Since Squaw Valley, CA bought its next-door neighbor Alpine Meadows, CA in 2011, we’ve all been wondering what will happen to the small piece of land between the two ski resorts named White Wolf.
Troy Caldwell is the owner of White Wolf and when we interviewed him in 2013 & 2014 he said that he wanted a private ski resort, a public ski resort, 3 ski lifts, a gondola, a mid-mountain hotel, an ice rink, private homes, and a village with shops, rooms, and condos.
He knew he wouldn’t get all that, but that was his dream.
The White Wolf property is 460-square-acres.

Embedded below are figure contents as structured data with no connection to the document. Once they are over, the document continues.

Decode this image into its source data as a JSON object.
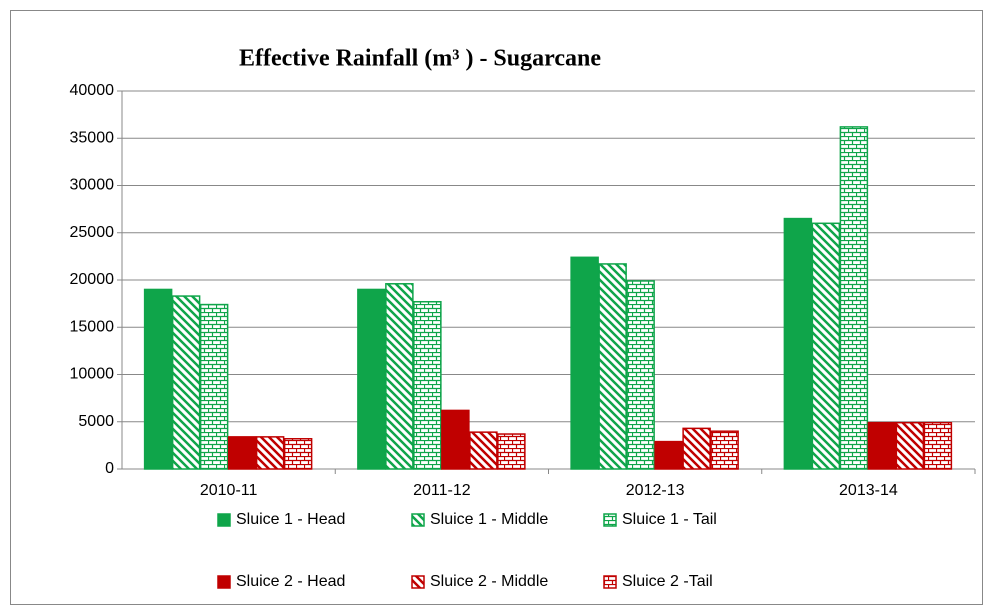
{
  "chart_data": {
    "type": "bar",
    "title": "Effective Rainfall (m³ ) - Sugarcane",
    "categories": [
      "2010-11",
      "2011-12",
      "2012-13",
      "2013-14"
    ],
    "series": [
      {
        "name": "Sluice 1 - Head",
        "color": "#0fa54a",
        "pattern": "solid",
        "values": [
          19000,
          19000,
          22400,
          26500
        ]
      },
      {
        "name": "Sluice 1 - Middle",
        "color": "#0fa54a",
        "pattern": "diagonal",
        "values": [
          18300,
          19600,
          21700,
          26000
        ]
      },
      {
        "name": "Sluice 1 - Tail",
        "color": "#0fa54a",
        "pattern": "brick",
        "values": [
          17400,
          17700,
          19900,
          36200
        ]
      },
      {
        "name": "Sluice 2 - Head",
        "color": "#c00000",
        "pattern": "solid",
        "values": [
          3400,
          6200,
          2900,
          4900
        ]
      },
      {
        "name": "Sluice 2 - Middle",
        "color": "#c00000",
        "pattern": "diagonal",
        "values": [
          3400,
          3900,
          4300,
          4900
        ]
      },
      {
        "name": "Sluice 2 -Tail",
        "color": "#c00000",
        "pattern": "brick",
        "values": [
          3200,
          3700,
          4000,
          4900
        ]
      }
    ],
    "ylim": [
      0,
      40000
    ],
    "yticks": [
      0,
      5000,
      10000,
      15000,
      20000,
      25000,
      30000,
      35000,
      40000
    ],
    "grid": true,
    "legend": "bottom"
  }
}
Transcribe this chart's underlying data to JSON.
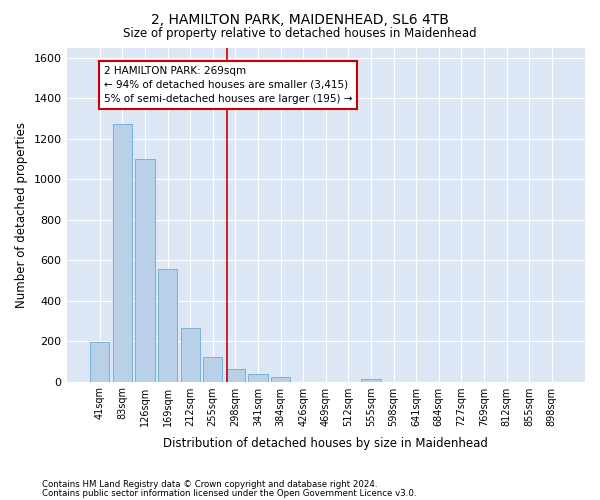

Troy already put up lift towers for his proposed lift way back in 2006 but never strung them with a haul line.
Full Details of the Proposal:
Troy Caldwell Interviews:
- 2013: Squaw & Alpine WILL Connect in 2.5 Years | Exclusive Interview with White Wolf owner Troy Caldwell
- 2014: Will Squaw & Alpine Connect? | Exclusive Troy Caldwell Video Interview:
History of White Wolf:
- Troy Caldwell bought the 460-acre White Wolf in 1989 for only $450,000.
- Troy owns the top of KT-22 and about 70-acres of Squaw Valley Ski Resort.
- White Wolf is currently permitted as a private ski resort that allows only 25 skiers per day via snowcat, but this never happens.
- Troy installed lift towers for a ski lift in 2006 but never installed the cable nor chairs.